Sì, dico a voi, ultimi arrivati alla bicicletta, dopo essere scesi dal Suv e dalla barca a Portofino. Avete fiutato che a New York e a Londra fa molto dandy metropolitano la bici con lo scatto fisso, ed eccovi subito in giro per le nostre città a spandere boria. Al vostro fianco, l’altro Rotary di nuova formazione, quello della bicicletta col motorino. In questo caso, per noi veterani e ortodossi, siamo veramente al tradimento: lo sport della fatica annacquato e vilipeso, togliendo barbaramente di mezzo l’essenza stessa dell’esercizio, cioè la fatica. Ovviamente il motorino è una grande cosa per obesi e cardiopatici, perché consente loro di usare comunque il mezzo senza rischiare la morte. Ma non è di loro che parliamo, ci mancherebbe altro. Io parlo di quei ganassa che ricorrono al motorino per guadagnare un pacco di minuti nelle gran fondo, o anche solo per staccare il geometra sugli strappi collinari nell’uscita domenicale. Vergogna. Siete patetici.

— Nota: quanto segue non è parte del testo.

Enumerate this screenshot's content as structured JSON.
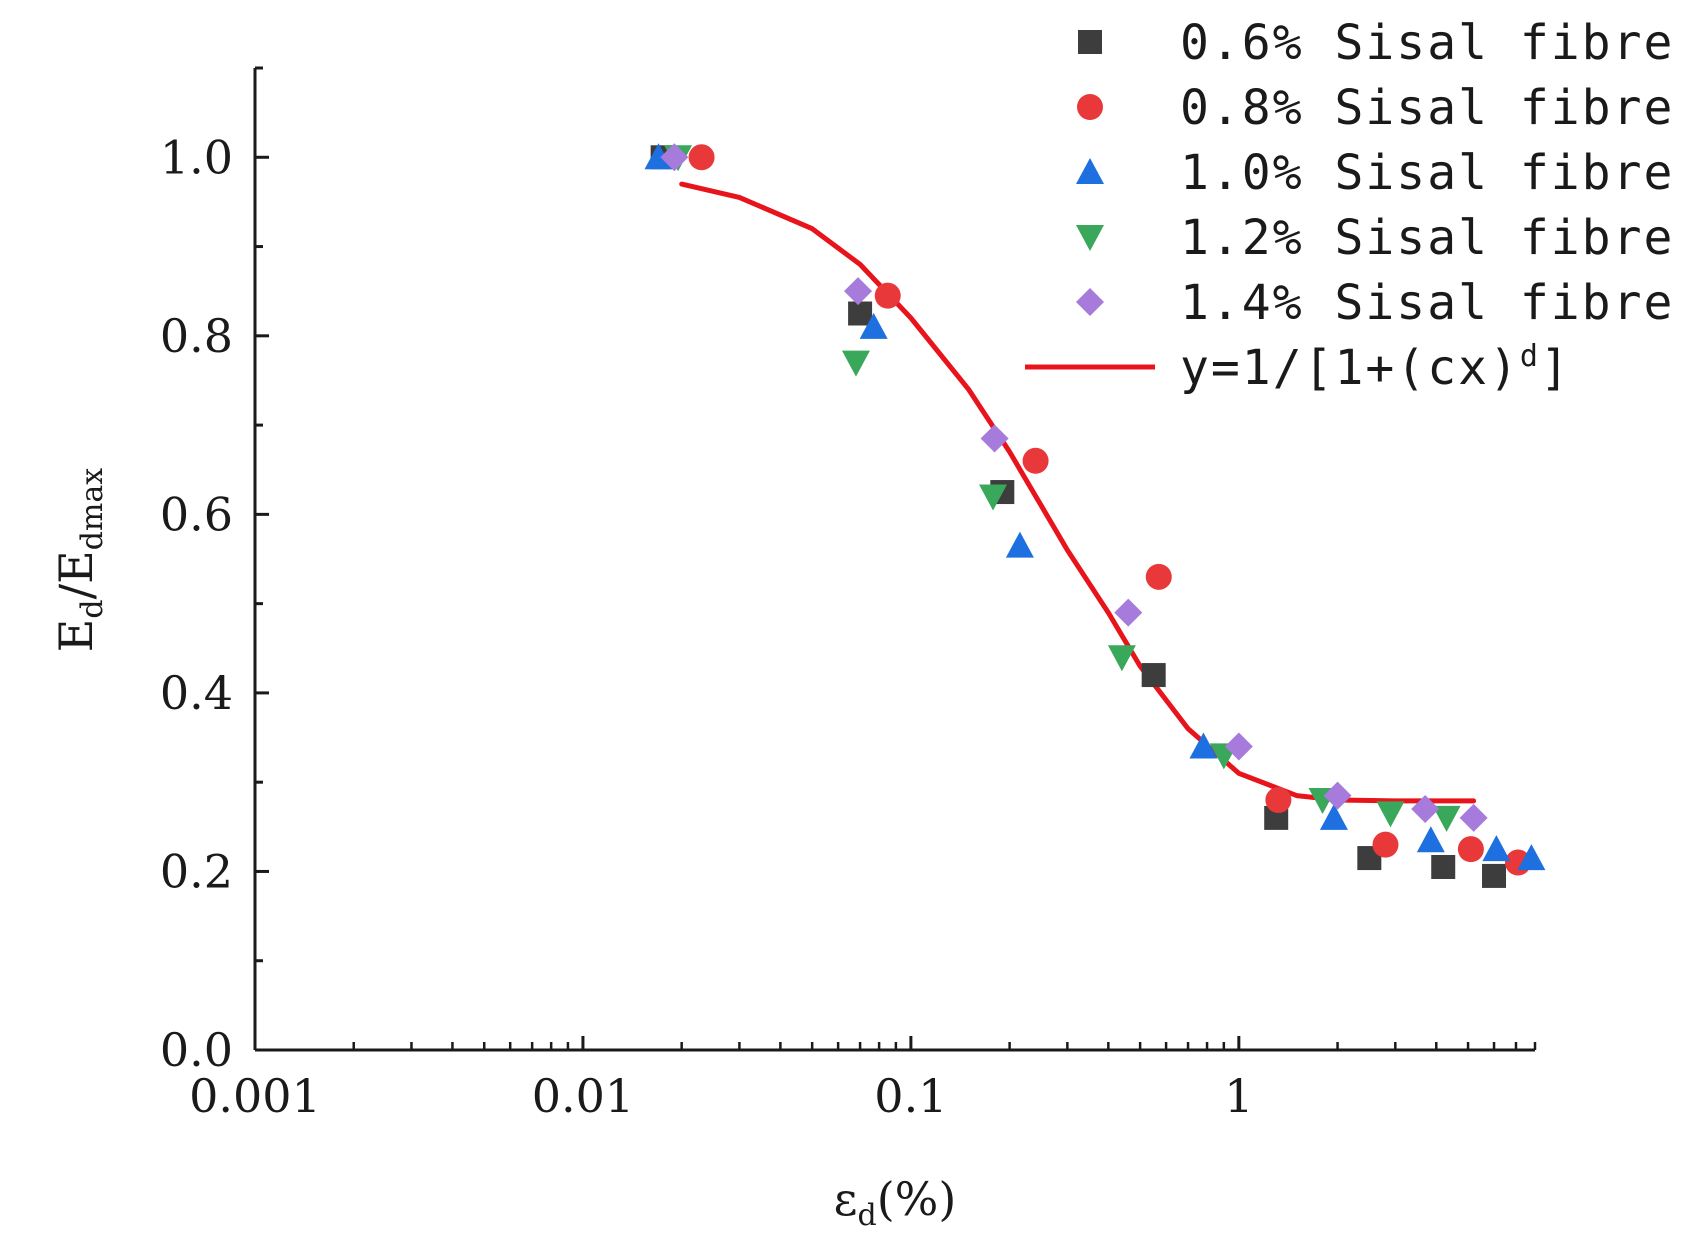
{
  "chart_data": {
    "type": "scatter",
    "xscale": "log",
    "xlim": [
      0.001,
      8
    ],
    "ylim": [
      0,
      1.1
    ],
    "xticks": [
      {
        "value": 0.001,
        "label": "0.001"
      },
      {
        "value": 0.01,
        "label": "0.01"
      },
      {
        "value": 0.1,
        "label": "0.1"
      },
      {
        "value": 1,
        "label": "1"
      }
    ],
    "yticks": [
      {
        "value": 0.0,
        "label": "0.0"
      },
      {
        "value": 0.2,
        "label": "0.2"
      },
      {
        "value": 0.4,
        "label": "0.4"
      },
      {
        "value": 0.6,
        "label": "0.6"
      },
      {
        "value": 0.8,
        "label": "0.8"
      },
      {
        "value": 1.0,
        "label": "1.0"
      }
    ],
    "xlabel": {
      "main": "ε",
      "sub": "d",
      "unit": "(%)"
    },
    "ylabel": {
      "e1": "E",
      "s1": "d",
      "slash": "/",
      "e2": "E",
      "s2": "dmax"
    },
    "legend_position": "top-right",
    "series": [
      {
        "name": "0.6% Sisal fibre",
        "marker": "square",
        "color": "#3d3d3d",
        "x": [
          0.0175,
          0.07,
          0.19,
          0.55,
          1.3,
          2.5,
          4.2,
          6.0
        ],
        "y": [
          1.0,
          0.825,
          0.625,
          0.42,
          0.26,
          0.215,
          0.205,
          0.195
        ]
      },
      {
        "name": "0.8% Sisal fibre",
        "marker": "circle",
        "color": "#e8383a",
        "x": [
          0.023,
          0.085,
          0.24,
          0.57,
          1.32,
          2.8,
          5.1,
          7.1
        ],
        "y": [
          1.0,
          0.845,
          0.66,
          0.53,
          0.28,
          0.23,
          0.225,
          0.21
        ],
        "fit_of_series": true
      },
      {
        "name": "1.0% Sisal fibre",
        "marker": "triangle-up",
        "color": "#1e6fe0",
        "x": [
          0.017,
          0.077,
          0.215,
          0.78,
          1.95,
          3.85,
          6.1,
          7.8
        ],
        "y": [
          1.0,
          0.81,
          0.565,
          0.34,
          0.26,
          0.235,
          0.225,
          0.215
        ]
      },
      {
        "name": "1.2% Sisal fibre",
        "marker": "triangle-down",
        "color": "#3aa85b",
        "x": [
          0.0195,
          0.068,
          0.178,
          0.44,
          0.9,
          1.8,
          2.9,
          4.3
        ],
        "y": [
          1.0,
          0.77,
          0.62,
          0.44,
          0.33,
          0.28,
          0.265,
          0.26
        ]
      },
      {
        "name": "1.4% Sisal fibre",
        "marker": "diamond",
        "color": "#a77bdc",
        "x": [
          0.019,
          0.069,
          0.18,
          0.46,
          1.0,
          2.0,
          3.7,
          5.2
        ],
        "y": [
          1.0,
          0.85,
          0.685,
          0.49,
          0.34,
          0.285,
          0.27,
          0.26
        ]
      }
    ],
    "fit": {
      "label": "y=1/[1+(cx)",
      "label_sup": "d",
      "label_end": "]",
      "color": "#e8141b",
      "x_range": [
        0.02,
        5.2
      ],
      "points": [
        {
          "x": 0.02,
          "y": 0.97
        },
        {
          "x": 0.03,
          "y": 0.955
        },
        {
          "x": 0.05,
          "y": 0.92
        },
        {
          "x": 0.07,
          "y": 0.88
        },
        {
          "x": 0.1,
          "y": 0.82
        },
        {
          "x": 0.15,
          "y": 0.74
        },
        {
          "x": 0.2,
          "y": 0.67
        },
        {
          "x": 0.3,
          "y": 0.56
        },
        {
          "x": 0.4,
          "y": 0.49
        },
        {
          "x": 0.5,
          "y": 0.43
        },
        {
          "x": 0.7,
          "y": 0.36
        },
        {
          "x": 1.0,
          "y": 0.31
        },
        {
          "x": 1.5,
          "y": 0.285
        },
        {
          "x": 2.0,
          "y": 0.28
        },
        {
          "x": 3.0,
          "y": 0.279
        },
        {
          "x": 5.2,
          "y": 0.279
        }
      ]
    }
  }
}
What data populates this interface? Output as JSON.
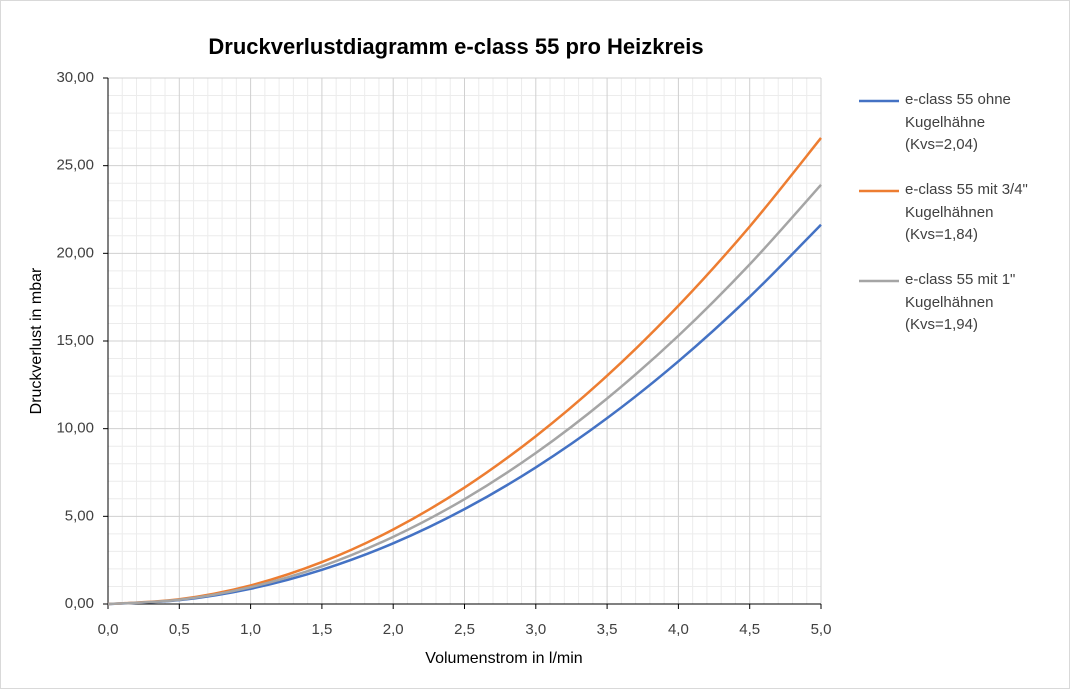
{
  "chart_data": {
    "type": "line",
    "title": "Druckverlustdiagramm e-class 55 pro Heizkreis",
    "x_label": "Volumenstrom in l/min",
    "y_label": "Druckverlust in mbar",
    "x": [
      0,
      0.5,
      1,
      1.5,
      2,
      2.5,
      3,
      3.5,
      4,
      4.5,
      5
    ],
    "series": [
      {
        "name": "e-class 55 ohne Kugelhähne (Kvs=2,04)",
        "color": "#4472c4",
        "values": [
          0,
          0.22,
          0.87,
          1.95,
          3.46,
          5.41,
          7.79,
          10.6,
          13.84,
          17.52,
          21.63
        ]
      },
      {
        "name": "e-class 55 mit 3/4\" Kugelhähnen (Kvs=1,84)",
        "color": "#ed7d31",
        "values": [
          0,
          0.27,
          1.06,
          2.39,
          4.25,
          6.64,
          9.57,
          13.02,
          17.01,
          21.53,
          26.58
        ]
      },
      {
        "name": "e-class 55 mit 1\" Kugelhähnen (Kvs=1,94)",
        "color": "#a5a5a5",
        "values": [
          0,
          0.24,
          0.96,
          2.15,
          3.83,
          5.98,
          8.61,
          11.72,
          15.3,
          19.37,
          23.91
        ]
      }
    ],
    "xlim": [
      0,
      5
    ],
    "xticks": [
      {
        "value": 0,
        "label": "0,0"
      },
      {
        "value": 0.5,
        "label": "0,5"
      },
      {
        "value": 1,
        "label": "1,0"
      },
      {
        "value": 1.5,
        "label": "1,5"
      },
      {
        "value": 2,
        "label": "2,0"
      },
      {
        "value": 2.5,
        "label": "2,5"
      },
      {
        "value": 3,
        "label": "3,0"
      },
      {
        "value": 3.5,
        "label": "3,5"
      },
      {
        "value": 4,
        "label": "4,0"
      },
      {
        "value": 4.5,
        "label": "4,5"
      },
      {
        "value": 5,
        "label": "5,0"
      }
    ],
    "ylim": [
      0,
      30
    ],
    "yticks": [
      {
        "value": 0,
        "label": "0,00"
      },
      {
        "value": 5,
        "label": "5,00"
      },
      {
        "value": 10,
        "label": "10,00"
      },
      {
        "value": 15,
        "label": "15,00"
      },
      {
        "value": 20,
        "label": "20,00"
      },
      {
        "value": 25,
        "label": "25,00"
      },
      {
        "value": 30,
        "label": "30,00"
      }
    ],
    "grid": true,
    "minor_grid": true,
    "legend": "right"
  }
}
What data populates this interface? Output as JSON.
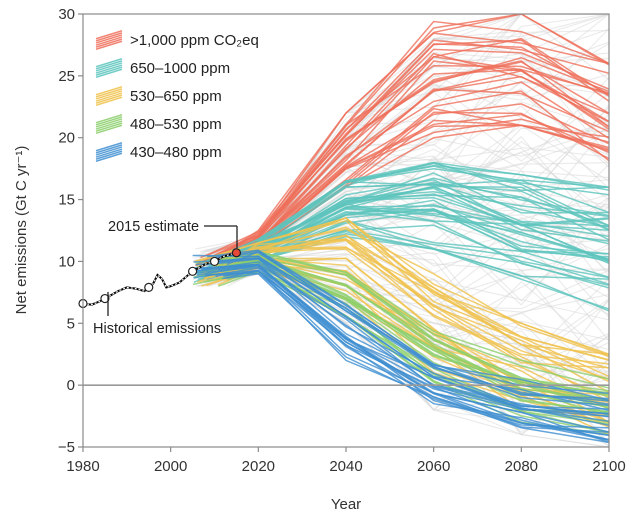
{
  "chart_data": {
    "type": "line",
    "xlabel": "Year",
    "ylabel": "Net emissions (Gt C yr⁻¹)",
    "xlim": [
      1980,
      2100
    ],
    "ylim": [
      -5,
      30
    ],
    "x_ticks": [
      "1980",
      "2000",
      "2020",
      "2040",
      "2060",
      "2080",
      "2100"
    ],
    "y_ticks": [
      "−5",
      "0",
      "5",
      "10",
      "15",
      "20",
      "25",
      "30"
    ],
    "legend_position": "top-left",
    "legend": [
      {
        "label": ">1,000 ppm CO₂eq",
        "color": "#ef6f5a"
      },
      {
        "label": "650–1000 ppm",
        "color": "#5cc4bd"
      },
      {
        "label": "530–650 ppm",
        "color": "#f0c24c"
      },
      {
        "label": "480–530 ppm",
        "color": "#8ccf6d"
      },
      {
        "label": "430–480 ppm",
        "color": "#3f8fd1"
      }
    ],
    "annotations": {
      "estimate": "2015 estimate",
      "historical": "Historical emissions"
    },
    "historical": {
      "x": [
        1980,
        1982,
        1984,
        1986,
        1988,
        1990,
        1992,
        1994,
        1995,
        1996,
        1997,
        1998,
        1999,
        2000,
        2002,
        2004,
        2006,
        2008,
        2010,
        2012,
        2014,
        2015
      ],
      "y": [
        6.6,
        6.5,
        6.8,
        7.2,
        7.6,
        7.9,
        7.8,
        7.6,
        7.9,
        8.2,
        8.9,
        8.6,
        7.9,
        8.0,
        8.3,
        8.9,
        9.4,
        9.8,
        10.0,
        10.4,
        10.6,
        10.7
      ],
      "markers_x": [
        1980,
        1985,
        1995,
        2005,
        2010,
        2015
      ],
      "markers_y": [
        6.6,
        7.0,
        7.9,
        9.2,
        10.0,
        10.7
      ]
    },
    "scenario_groups": [
      {
        "name": "grey",
        "color": "#d9d9d9",
        "count": 120,
        "x": [
          2005,
          2020,
          2040,
          2060,
          2080,
          2100
        ],
        "start": [
          8.0,
          11.0
        ],
        "y2020": [
          9.0,
          12.0
        ],
        "y2040": [
          5.0,
          22.0
        ],
        "y2060": [
          -2.0,
          28.0
        ],
        "y2080": [
          -4.0,
          30.0
        ],
        "y2100": [
          -5.0,
          30.0
        ]
      },
      {
        "name": "red",
        "color": "#ef6f5a",
        "count": 30,
        "x": [
          2005,
          2020,
          2040,
          2060,
          2080,
          2100
        ],
        "start": [
          8.5,
          10.5
        ],
        "y2020": [
          11.0,
          12.5
        ],
        "y2040": [
          16.0,
          22.0
        ],
        "y2060": [
          20.0,
          30.0
        ],
        "y2080": [
          21.0,
          30.0
        ],
        "y2100": [
          18.0,
          26.0
        ]
      },
      {
        "name": "teal",
        "color": "#5cc4bd",
        "count": 40,
        "x": [
          2005,
          2020,
          2040,
          2060,
          2080,
          2100
        ],
        "start": [
          8.3,
          10.0
        ],
        "y2020": [
          10.0,
          11.8
        ],
        "y2040": [
          12.0,
          16.5
        ],
        "y2060": [
          11.0,
          18.0
        ],
        "y2080": [
          8.0,
          17.0
        ],
        "y2100": [
          6.0,
          16.0
        ]
      },
      {
        "name": "yellow",
        "color": "#f0c24c",
        "count": 30,
        "x": [
          2005,
          2020,
          2040,
          2060,
          2080,
          2100
        ],
        "start": [
          8.0,
          10.0
        ],
        "y2020": [
          9.5,
          11.5
        ],
        "y2040": [
          7.0,
          13.5
        ],
        "y2060": [
          1.0,
          9.0
        ],
        "y2080": [
          -2.0,
          5.0
        ],
        "y2100": [
          -4.0,
          2.5
        ]
      },
      {
        "name": "green",
        "color": "#8ccf6d",
        "count": 20,
        "x": [
          2005,
          2020,
          2040,
          2060,
          2080,
          2100
        ],
        "start": [
          8.0,
          10.0
        ],
        "y2020": [
          9.0,
          11.0
        ],
        "y2040": [
          5.0,
          10.0
        ],
        "y2060": [
          0.0,
          5.0
        ],
        "y2080": [
          -3.0,
          2.0
        ],
        "y2100": [
          -4.0,
          0.5
        ]
      },
      {
        "name": "blue",
        "color": "#3f8fd1",
        "count": 25,
        "x": [
          2005,
          2020,
          2040,
          2060,
          2080,
          2100
        ],
        "start": [
          8.5,
          10.5
        ],
        "y2020": [
          9.0,
          11.0
        ],
        "y2040": [
          2.0,
          7.0
        ],
        "y2060": [
          -1.5,
          2.0
        ],
        "y2080": [
          -3.5,
          0.5
        ],
        "y2100": [
          -5.0,
          -0.5
        ]
      }
    ]
  }
}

Scatto fisso e motorino non hanno nulla, in sé, di vergognoso. Sono semplici accorgimenti tecnici per situazioni specifiche e limitate. La degenerazione di questi tempi è tutta un’altra cosa. Direi che ha un nome terribile, per il ciclismo: moda. Sì, qualcuno ha lanciato l’ordine e tutto il gregge si è subito accodato. I rinnegati non si limitano ad usare il mostro a scatto fisso per le vie del centro. Si limitassero alle loro perversioni, sarebbero anche sopportabili. No, vogliono stravincere. Pretendono di raccontare a noi, che in bicicletta andiamo da sempre, quant’è bello usare la bicicletta. Sono come quei tizi che si sposano a cinquant’anni e poi tutte le sere spiegano il matrimonio a gente sposata da trent’anni. Lo stesso con lo scatto fisso: ci spiegano quant’è trendy, quant’è libidinoso, quant’è wow spostarsi dall’ufficio alla sauna con un unico rapporto, tendenzialmente molto duro. A noi, che sappiamo bene come sia ben più dura la realtà: provassero, questi frufrù dell’ultima ora, cosa significa fare non dico il Mortirolo, e nemmeno il Ghisallo, ma anche solo le Mura di Bergamo o il cavalcavia della Bovisa, con lo scatto fisso, provassero invece cosa significa avere sotto un bel cambio, che consente di passare all’agile, sublime e irripetibile invenzione della tecnica e della pratica. Provassero, una volta, ad usare davvero la bicicletta, non per scimmiottare gli yuppies della Grande Mela o della City londinese, non per essere come nelle foto dei mensili lucidi, ma semplicemente per sfruttarne tutti i vantaggi, di salute, di risparmio, di serenità e soprattutto di libertà. Provassero, e poi si levassero dai piedi, possibilmente.
So bene che ogni moda a due ruote porta comunque acqua al mulino della grande causa. So bene che per tante aziende in difficoltà questa moda dello scatto fisso e dei motorini è una improvvisa possibilità di sopravvivenza. Questo lo accetto. Ma mi piacerebbe che queste degenerazioni tecniche fossero solo una fase di passaggio, diciamo uno specchietto per le allodole, un’esca irresistibile per condurre poi tutti sulla retta via, l’unica possibile, l’unica sensata, cioè la bicicletta con il suo bel cambio a tot rapporti. Se invece avviene il contrario, se loro finiscono per dettare legge e noialtri per fare la parte dei poveracci antiquati, mi girano le scatole. Anche perché c’è qualcosa, o qualcuno, di molto peggio, in questi nuovi orizzonti…
Opinione strettamente personale: se sono insopportabili quelli che dopo due giorni a scatto fisso vogliono spiegarci la grandezza e l’intelligenza della bicicletta, io sopporto ancora meno un’altra categoria. Quelli di noi, ciclisti da sempre, che li stanno pure ad ascoltare.